Training can be paused and resumed:

  1. Train with save_every_n_epochs=10 — checkpoint .pt files are saved alongside LoRA weights
  2. Later: select a checkpoint from the resume_from_checkpoint dropdown
  3. Training continues from the saved step with the same optimizer state, LR schedule, and RNG

Models (auto-downloaded)

All models are downloaded automatically from HuggingFace on first use and stored in ComfyUI/models/AceStep/:

ComponentSizeHuggingFace Source
VAE (AutoencoderOobleck)~300 MBACE-Step/Ace-Step1.5
Text Encoder (Qwen3-Embedding-0.6B)~1.2 GBACE-Step/Ace-Step1.5
LLM 1.7B (default, auto-labeling)~3.4 GBACE-Step/Ace-Step1.5
LLM 0.6B (lighter alternative)~1.2 GBACE-Step/acestep-5Hz-lm-0.6B
LLM 4B (highest quality labels)~8 GBACE-Step/acestep-5Hz-lm-4B
DiT Default (labeling/tokenization)~4.5 GBACE-Step/Ace-Step1.5
DiT Turbo shift3 (training target)~2 GBACE-Step/acestep-v15-turbo-shift3

Models are stored as real files (no symlinks), so they survive HuggingFace cache cleanups.

Directory Structure

ComfyUI/
├── models/AceStep/                          # Auto-downloaded models
│   ├── vae/
│   ├── Qwen3-Embedding-0.6B/
│   ├── acestep-5Hz-lm-1.7B/
│   ├── acestep-v15-turbo/
│   └── acestep-v15-turbo-shift3/
└── output/AceLora/
    ├── Dataset/{name}/                      # Your datasets
    │   ├── song1.mp3
    │   ├── song1.txt                        # Editable metadata
    │   └── tensors/                         # Preprocessed .pt files
    │       └── song1.pt
    └── Trained/{name}/                      # Trained LoRA outputs
        ├── my_lora_250steps.safetensors     # Inference-ready LoRA
        ├── my_lora_250steps_checkpoint.pt   # Training state (for resume)
        ├── my_lora_500steps.safetensors
        ├── my_lora_500steps_checkpoint.pt
        └── my_lora_final.safetensors

Training Tips

  • Small datasets (3–10 files): Use rank 32–64, 100–200 epochs, LR 1e-4
  • Medium datasets (10–50 files): Use rank 64–128, 50–100 epochs, LR 5e-5
  • Gradient accumulation: Increase to 8–16 for more stable training with small batches
  • Save frequently: Set save_every_n_epochs to 10–25 so you can test early checkpoints
  • Activation tags: Use a unique tag like mystyle so the LoRA only activates when you want it
  • Watch the loss graph: Loss should steadily decrease. If it spikes, lower the learning rate.

Using Your Trained LoRA

The output .safetensors files are compatible with any ACE-Step ComfyUI inference node pack:

  1. Copy your my_lora_final.safetensors to the LoRA path expected by your ACE-Step node pack
  2. Use the LoRA loading option and select your trained file
  3. If you used an activation tag, include it in your prompt
  4. Adjust LoRA strength (0.0–1.0) to control the effect

Requirements

  • Python 3.10+
  • PyTorch with CUDA support
  • ~8 GB VRAM minimum (16 GB recommended)
  • Dependencies: peft, transformers, diffusers, huggingface_hub, torchaudio, soundfile, safetensors, pyyaml

Credits & Acknowledgments

This project is built on top of the ACE-Step 1.5 music generation model by the ACE-Step team. All model weights are sourced from their official HuggingFace organization.

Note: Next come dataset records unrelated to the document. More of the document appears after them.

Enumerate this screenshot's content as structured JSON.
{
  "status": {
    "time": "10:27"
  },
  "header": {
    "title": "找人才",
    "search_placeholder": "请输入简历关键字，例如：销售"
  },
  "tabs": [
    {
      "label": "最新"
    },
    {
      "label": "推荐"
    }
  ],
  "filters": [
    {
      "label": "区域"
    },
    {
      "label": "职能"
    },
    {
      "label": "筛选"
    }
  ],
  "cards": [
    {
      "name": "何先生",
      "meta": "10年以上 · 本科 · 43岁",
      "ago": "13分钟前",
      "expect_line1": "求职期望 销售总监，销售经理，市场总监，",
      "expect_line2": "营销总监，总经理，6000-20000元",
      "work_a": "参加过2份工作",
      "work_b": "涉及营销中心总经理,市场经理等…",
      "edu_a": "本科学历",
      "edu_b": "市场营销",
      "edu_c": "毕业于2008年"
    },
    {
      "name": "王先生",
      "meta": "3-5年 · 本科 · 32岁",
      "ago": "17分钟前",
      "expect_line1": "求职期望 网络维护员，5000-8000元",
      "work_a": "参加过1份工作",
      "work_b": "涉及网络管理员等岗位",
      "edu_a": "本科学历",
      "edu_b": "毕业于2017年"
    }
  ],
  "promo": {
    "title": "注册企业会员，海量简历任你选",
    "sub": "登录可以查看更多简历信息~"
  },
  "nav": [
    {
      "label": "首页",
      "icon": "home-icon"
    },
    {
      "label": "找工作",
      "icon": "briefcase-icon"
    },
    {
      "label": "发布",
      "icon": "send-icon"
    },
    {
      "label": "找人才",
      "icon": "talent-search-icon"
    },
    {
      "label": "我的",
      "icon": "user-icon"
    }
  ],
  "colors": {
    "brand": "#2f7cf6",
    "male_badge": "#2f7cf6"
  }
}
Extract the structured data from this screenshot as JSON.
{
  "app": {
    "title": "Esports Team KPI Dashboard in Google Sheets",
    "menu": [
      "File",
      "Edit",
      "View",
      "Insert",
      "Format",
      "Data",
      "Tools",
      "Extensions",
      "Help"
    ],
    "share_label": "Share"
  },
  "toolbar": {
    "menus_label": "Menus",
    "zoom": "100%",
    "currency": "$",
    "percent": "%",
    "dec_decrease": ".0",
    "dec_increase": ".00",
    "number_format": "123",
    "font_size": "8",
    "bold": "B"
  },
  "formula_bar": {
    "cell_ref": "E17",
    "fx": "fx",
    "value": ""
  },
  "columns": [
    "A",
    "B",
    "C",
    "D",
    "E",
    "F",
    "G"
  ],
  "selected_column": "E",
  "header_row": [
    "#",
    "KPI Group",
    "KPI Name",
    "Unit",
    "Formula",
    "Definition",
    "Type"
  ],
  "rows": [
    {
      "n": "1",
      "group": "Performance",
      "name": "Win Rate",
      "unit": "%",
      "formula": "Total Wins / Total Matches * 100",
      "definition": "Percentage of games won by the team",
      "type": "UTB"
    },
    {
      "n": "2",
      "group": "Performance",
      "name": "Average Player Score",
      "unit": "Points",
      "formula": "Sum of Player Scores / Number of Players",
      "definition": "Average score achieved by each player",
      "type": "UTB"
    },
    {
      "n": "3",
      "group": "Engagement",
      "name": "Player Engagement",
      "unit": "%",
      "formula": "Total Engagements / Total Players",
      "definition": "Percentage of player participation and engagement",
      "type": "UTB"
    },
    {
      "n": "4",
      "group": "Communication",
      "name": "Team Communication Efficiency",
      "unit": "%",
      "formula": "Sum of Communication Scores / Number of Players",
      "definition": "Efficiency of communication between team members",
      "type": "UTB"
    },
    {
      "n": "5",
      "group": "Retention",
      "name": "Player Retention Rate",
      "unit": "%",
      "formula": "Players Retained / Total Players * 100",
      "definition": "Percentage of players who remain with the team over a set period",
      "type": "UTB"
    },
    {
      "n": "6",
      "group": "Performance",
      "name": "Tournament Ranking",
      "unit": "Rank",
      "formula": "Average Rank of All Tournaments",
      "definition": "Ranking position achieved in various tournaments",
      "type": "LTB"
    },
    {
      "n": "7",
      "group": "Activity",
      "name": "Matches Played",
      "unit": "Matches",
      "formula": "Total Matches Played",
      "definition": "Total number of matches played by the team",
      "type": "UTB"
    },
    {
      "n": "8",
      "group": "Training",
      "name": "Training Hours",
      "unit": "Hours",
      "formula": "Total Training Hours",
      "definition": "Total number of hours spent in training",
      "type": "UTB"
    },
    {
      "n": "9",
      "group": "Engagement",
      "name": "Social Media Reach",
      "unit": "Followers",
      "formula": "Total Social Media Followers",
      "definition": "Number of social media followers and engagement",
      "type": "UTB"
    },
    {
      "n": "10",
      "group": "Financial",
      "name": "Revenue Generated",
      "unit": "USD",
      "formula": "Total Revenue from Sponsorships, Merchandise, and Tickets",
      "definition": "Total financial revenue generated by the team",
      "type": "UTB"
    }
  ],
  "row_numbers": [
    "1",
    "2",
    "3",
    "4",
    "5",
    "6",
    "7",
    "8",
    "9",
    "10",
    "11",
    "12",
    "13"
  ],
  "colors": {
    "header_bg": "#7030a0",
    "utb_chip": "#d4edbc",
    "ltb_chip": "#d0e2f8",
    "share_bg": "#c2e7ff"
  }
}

We are grateful to the ACE-Step team for making their model and weights publicly available.

Disclaimer

This is a beta release. The software is provided as-is with no warranty and no support. While we've tested it extensively, unexpected issues may occur depending on your hardware, ComfyUI version, or dataset.

  • Star this repo if you find it useful
  • 🐛 Open an issue if you find a bug (no guarantee of a fix, but we appreciate reports)
  • 🚀 Pull requests are welcome for improvements and fixes

License

This project is licensed under the MIT License. See the LICENSE file for details.

The ACE-Step model weights are subject to their own license terms — please refer to the ACE-Step repository for details.